Star Trek 1310: Space Seeds

1310. Space Seeds

PUBLICATION: Star Trek: The Next Generation - The Space Between #5, IDW Comics, May 2007

CREATORS: David Tischman (writer), Casey Maloney and Stacie Ponder (artists)

STARDATE: 42317.1 (between Elementary, Dear Data and The Outrageous Okona; epilogue after All Good Things...)

PLOT: The Enterprise-D visits the farm asteroids of Armada where crops have been mysteriously failing. Data thinks chroniton particles in the soil are responsible for making the crops grow and rot faster than normal. Wesley had earlier been talking to the farmers' kids, bored and wanting to leave. They spoke of a Romulan torpedo they'd found. Wesley puts two and two together and forces them to admit they got the chroniton particles there and even toyed with the formula so it would destroy the crops and end their farming days. They do and he doesn't take credit for any of it. Five years later, Picard as an epiphany in the middle of the night, linking the events of this story to a more recent use of chroniton particles that forced a Cardassian colony on the Neutral Zone to pack up and leave. Data comes up with other examples of how the Enterprise's logs might have been used as weapons and Picard vows to get at the bottom of this conspiracy...

CONTINUITY: O'Brien is at Riker's poker game (as per Cause and Effect). Among Armada's crops is quatrotriticale (The Trouble with Tribbles). The farmer kids blow up a model of the Phoenix for fun (First Contact). The events from issue #1 are referenced when Data discovers elections on the planet Langer 14 were rigged in a similar fashion to the history rewriting on Tigan. The harmonic diamonds from issue #2 are referenced when Data discovers they later wound up in the hands of the Maquis, a few days later the Maquis vessel destroyed itself as a result.

DIVERGENCES: Wesley characterization is suspect (his poker face, hiding his saving the day from his superiors, his fighting skills).

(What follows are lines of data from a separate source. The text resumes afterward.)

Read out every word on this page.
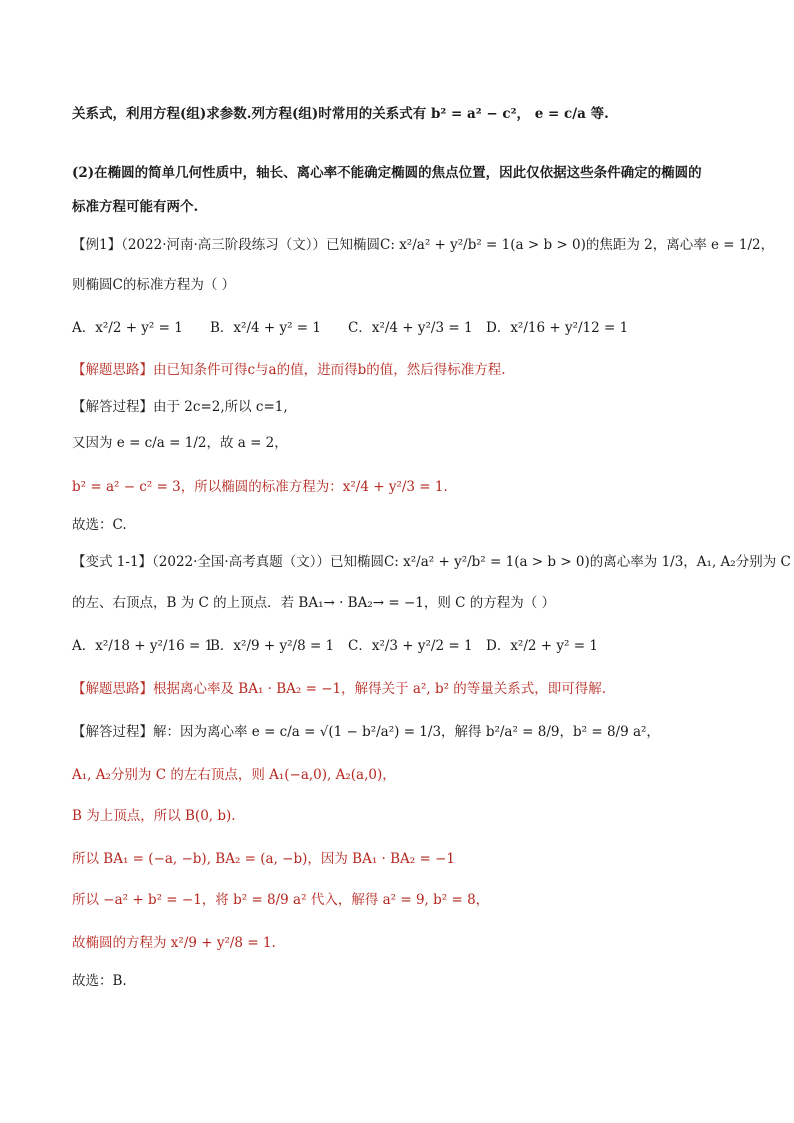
关系式，利用方程(组)求参数.列方程(组)时常用的关系式有 b² = a² − c²， e = c/a 等.
(2)在椭圆的简单几何性质中，轴长、离心率不能确定椭圆的焦点位置，因此仅依据这些条件确定的椭圆的
标准方程可能有两个.
【例1】（2022·河南·高三阶段练习（文））已知椭圆C: x²/a² + y²/b² = 1(a > b > 0)的焦距为 2，离心率 e = 1/2，
则椭圆C的标准方程为（ ）
A．x²/2 + y² = 1 B．x²/4 + y² = 1 C．x²/4 + y²/3 = 1 D．x²/16 + y²/12 = 1
【解题思路】由已知条件可得c与a的值，进而得b的值，然后得标准方程.
【解答过程】由于 2c=2,所以 c=1,
又因为 e = c/a = 1/2，故 a = 2，
b² = a² − c² = 3，所以椭圆的标准方程为：x²/4 + y²/3 = 1.
故选：C.
【变式 1-1】（2022·全国·高考真题（文））已知椭圆C: x²/a² + y²/b² = 1(a > b > 0)的离心率为 1/3，A₁, A₂分别为 C
的左、右顶点，B 为 C 的上顶点．若 BA₁→ · BA₂→ = −1，则 C 的方程为（ ）
A．x²/18 + y²/16 = 1
B．x²/9 + y²/8 = 1 C．x²/3 + y²/2 = 1 D．x²/2 + y² = 1
【解题思路】根据离心率及 BA₁ · BA₂ = −1，解得关于 a², b² 的等量关系式，即可得解.
【解答过程】解：因为离心率 e = c/a = √(1 − b²/a²) = 1/3，解得 b²/a² = 8/9，b² = 8/9 a²，
A₁, A₂分别为 C 的左右顶点，则 A₁(−a,0), A₂(a,0)，
B 为上顶点，所以 B(0, b).
所以 BA₁ = (−a, −b), BA₂ = (a, −b)，因为 BA₁ · BA₂ = −1
所以 −a² + b² = −1，将 b² = 8/9 a² 代入，解得 a² = 9, b² = 8，
故椭圆的方程为 x²/9 + y²/8 = 1.
故选：B.
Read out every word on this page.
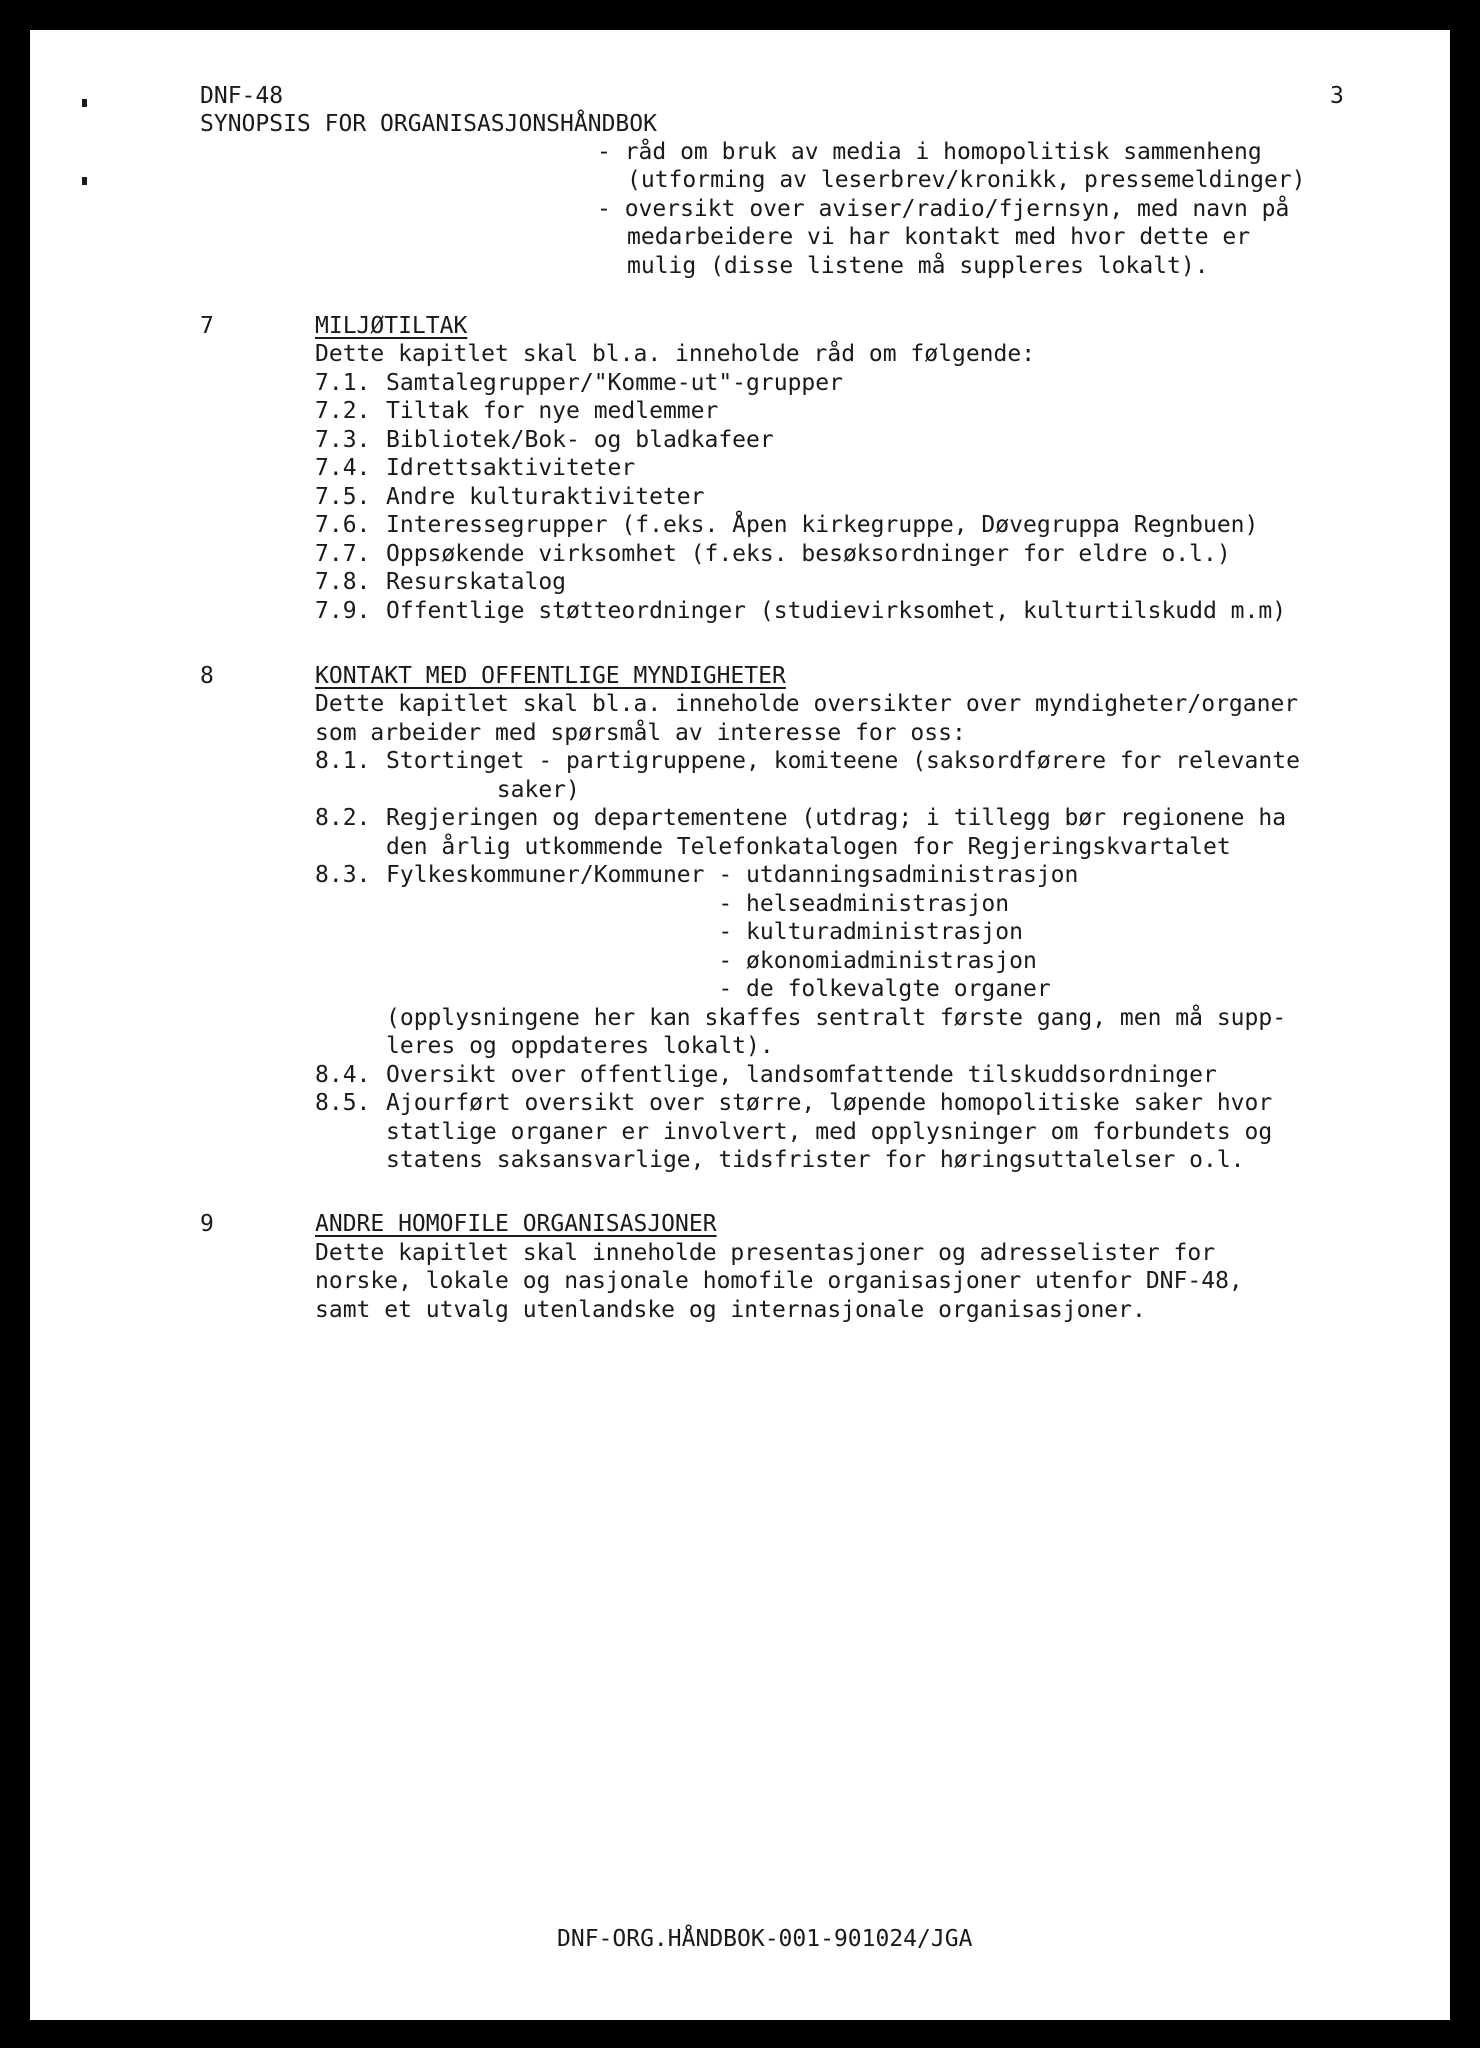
DNF-48
SYNOPSIS FOR ORGANISASJONSHÅNDBOK
3
- råd om bruk av media i homopolitisk sammenheng
(utforming av leserbrev/kronikk, pressemeldinger)
- oversikt over aviser/radio/fjernsyn, med navn på
medarbeidere vi har kontakt med hvor dette er
mulig (disse listene må suppleres lokalt).
7	MILJØTILTAK
Dette kapitlet skal bl.a. inneholde råd om følgende:
7.1. Samtalegrupper/"Komme-ut"-grupper
7.2. Tiltak for nye medlemmer
7.3. Bibliotek/Bok- og bladkafeer
7.4. Idrettsaktiviteter
7.5. Andre kulturaktiviteter
7.6. Interessegrupper (f.eks. Åpen kirkegruppe, Døvegruppa Regnbuen)
7.7. Oppsøkende virksomhet (f.eks. besøksordninger for eldre o.l.)
7.8. Resurskatalog
7.9. Offentlige støtteordninger (studievirksomhet, kulturtilskudd m.m)
8	KONTAKT MED OFFENTLIGE MYNDIGHETER
Dette kapitlet skal bl.a. inneholde oversikter over myndigheter/organer
som arbeider med spørsmål av interesse for oss:
8.1. Stortinget - partigruppene, komiteene (saksordførere for relevante
saker)
8.2. Regjeringen og departementene (utdrag; i tillegg bør regionene ha
den årlig utkommende Telefonkatalogen for Regjeringskvartalet
8.3. Fylkeskommuner/Kommuner - utdanningsadministrasjon
- helseadministrasjon
- kulturadministrasjon
- økonomiadministrasjon
- de folkevalgte organer
(opplysningene her kan skaffes sentralt første gang, men må supp-
leres og oppdateres lokalt).
8.4. Oversikt over offentlige, landsomfattende tilskuddsordninger
8.5. Ajourført oversikt over større, løpende homopolitiske saker hvor
statlige organer er involvert, med opplysninger om forbundets og
statens saksansvarlige, tidsfrister for høringsuttalelser o.l.
9	ANDRE HOMOFILE ORGANISASJONER
Dette kapitlet skal inneholde presentasjoner og adresselister for
norske, lokale og nasjonale homofile organisasjoner utenfor DNF-48,
samt et utvalg utenlandske og internasjonale organisasjoner.
DNF-ORG.HÅNDBOK-001-901024/JGA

PANEL OF THE DAY - I don't know what's more awkward here.
REVIEW: Farming domes in an asteroid field called Armada... Imaginative or simply bizarre? No less bizarre than Wesley's characterization in this issue. It's good that Tischman wants to redeem the character a little bit (which the Trek Life comic strip at the back of the issue does humorously), but this isn't the wishy-washy Wesley of season 2 (or of the series, period). He's punching out big, buff farmer boys, and beating Riker at poker (in a holographic simulation). He's almost scary the way Maloney and Ponder put shadows on him. Again, there are unexplained elements, like where the torpedo came from, but at least the promise that these will be explained as part of the conspiracy to be resolved in the next issue. Tischman actually finds an interesting way to link the issues of The Space Between, but its success is entirely dependent on issue #6. So again, a pleasant enough comic that just doesn't work through its elements entirely, and a surprising bad call from the writer on one of the main characters.